Same here. Interesting to hear some non-hype opinions of F4. I loved 1, 2, and 3 (although 3 was a massive change), and New Vegas was a lot of fun although I haven’t had time to play it all the way through yet. I got 4 for Christmas, but the performance was so bad I have to wait until I get a new PC to play it. I don’t really know why, mostly has the same look and feel as 3 and New Vegas, but it spends way too much time buffering/loading/stuttering. So I bought Fallout Tactics on GOG to play in the meantime. Along with several other old or indie games.

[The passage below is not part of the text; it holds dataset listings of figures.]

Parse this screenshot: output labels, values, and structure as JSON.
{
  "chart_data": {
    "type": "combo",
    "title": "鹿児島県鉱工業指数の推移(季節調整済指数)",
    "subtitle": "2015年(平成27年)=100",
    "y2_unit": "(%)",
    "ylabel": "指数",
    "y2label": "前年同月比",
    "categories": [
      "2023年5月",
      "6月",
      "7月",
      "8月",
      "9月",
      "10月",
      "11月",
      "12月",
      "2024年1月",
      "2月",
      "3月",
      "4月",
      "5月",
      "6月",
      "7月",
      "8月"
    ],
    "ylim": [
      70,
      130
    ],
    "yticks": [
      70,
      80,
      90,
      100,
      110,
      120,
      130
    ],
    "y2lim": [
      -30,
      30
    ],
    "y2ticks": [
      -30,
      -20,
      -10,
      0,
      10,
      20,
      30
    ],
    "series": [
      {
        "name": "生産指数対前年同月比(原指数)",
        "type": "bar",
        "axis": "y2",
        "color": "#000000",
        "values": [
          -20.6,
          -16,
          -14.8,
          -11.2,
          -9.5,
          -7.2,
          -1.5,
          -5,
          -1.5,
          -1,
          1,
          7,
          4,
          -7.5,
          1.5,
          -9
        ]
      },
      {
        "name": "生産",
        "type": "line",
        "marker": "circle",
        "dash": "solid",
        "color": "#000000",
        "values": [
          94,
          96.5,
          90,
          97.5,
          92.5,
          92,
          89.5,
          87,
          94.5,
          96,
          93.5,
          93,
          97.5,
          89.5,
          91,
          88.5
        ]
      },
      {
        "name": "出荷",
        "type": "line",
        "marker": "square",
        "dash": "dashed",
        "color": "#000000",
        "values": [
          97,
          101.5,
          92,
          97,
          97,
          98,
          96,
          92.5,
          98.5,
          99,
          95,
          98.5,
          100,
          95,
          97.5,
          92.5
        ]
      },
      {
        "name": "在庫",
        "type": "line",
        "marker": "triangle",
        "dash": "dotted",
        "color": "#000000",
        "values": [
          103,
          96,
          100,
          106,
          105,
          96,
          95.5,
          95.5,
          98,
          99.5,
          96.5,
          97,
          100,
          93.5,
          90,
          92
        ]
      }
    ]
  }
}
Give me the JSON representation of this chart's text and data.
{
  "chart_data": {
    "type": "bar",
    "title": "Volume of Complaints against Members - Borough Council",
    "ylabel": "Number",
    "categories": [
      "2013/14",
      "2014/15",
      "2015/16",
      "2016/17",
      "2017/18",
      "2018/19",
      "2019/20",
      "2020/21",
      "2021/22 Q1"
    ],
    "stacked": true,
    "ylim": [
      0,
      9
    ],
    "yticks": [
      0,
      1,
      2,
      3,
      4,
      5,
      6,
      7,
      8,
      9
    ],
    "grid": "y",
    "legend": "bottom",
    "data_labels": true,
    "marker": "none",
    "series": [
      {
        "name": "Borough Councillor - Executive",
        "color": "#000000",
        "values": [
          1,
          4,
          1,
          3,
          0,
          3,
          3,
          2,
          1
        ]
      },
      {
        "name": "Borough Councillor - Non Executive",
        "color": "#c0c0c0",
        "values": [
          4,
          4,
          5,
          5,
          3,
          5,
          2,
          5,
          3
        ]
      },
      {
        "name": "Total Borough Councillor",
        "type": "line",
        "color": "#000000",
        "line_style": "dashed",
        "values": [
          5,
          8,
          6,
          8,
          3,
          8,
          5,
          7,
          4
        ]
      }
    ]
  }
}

I never understood the pre-sale or release-day hype. In the old days, they’d rotate games off the shelves at the stores far too quickly due to limited shelf space, but now that we can buy online, they’ll be around for awhile. They’ll be cheaper, and have bugfix patches and often user-developed mods/extensions. Plus if they were built for last-generation hardware, they’ll run a lot better on cheaper hardware. Time is a value multiplier right up until the point where a game won’t run on modern systems (even with virtualization) because of some incompatibility…or the company’s servers go dark and the DRM shuts you out.

I don’t really get the same hype about other things either though, like seeing movies on opening night. I’d much rather wait until I can watch it in the comfort of my own home, whenever I want to, with bonus features like subtitles, pause, and rewind, than have to wait in line to pay a lot and watch it at a crowded uncomfortable theater. But some people enjoy that.


#19

I memory serves the rotation schedule was more complicated than that. Where I’m at (and for pc) you had about 2 months with games on the “new release” wall at full price. After that they dropped $10-$15 and moved off to a secondary shelf crowded with a lot more games. After about 4 months they’d drop to $20-$40 dollars and end up in a crowded section with their edges facing out (rather than the box art). And after 6 months to a year they ended up on the discount bin at ever reducing prices. The number of copies reduced with each move down a pricing tier. But provided you had access to more than one game store things pretty seldom became unavailable. One store might be out of something, but you could wander over to the next one and they might have 5 copies. This even allowed you to comparison shop. I remember our local mall at one point had an EB, a Babbage’s, and a Game Stop. We’d work around them in a circle noting what they had and putting together a list of where we could get which games for the cheapest. Intending to maximize how many we could walk out with for $50, $80, or $100. I don’t remember that ever being the case with console games. Sure there was a discount bin. But for the major games the price seemed to be the price. Sometimes it might go on sale, or drop $10 bucks. But we would just run into the nearest Toys R Us, since we weren’t likely to find a better deal and they tended to stock everything.

I remember being really pissed around when I hit college. Because all of that ended. Suddenly 4 year old PC games were going for full price. If you could find them. As the game stores consolidated they removed or reduced their PC sections. And big box stores moved over to stocking the Warcraft Battle Chest and various budget game compilations. Even the indy shops I was familiar with swapped their PC sections for Pro Wrestling figures (?). I mostly ordered things through Amazon until Steam kicked off in a big way. The old “prices actually go down at some point” system didn’t seem to really come back until Steam started in with the big sales.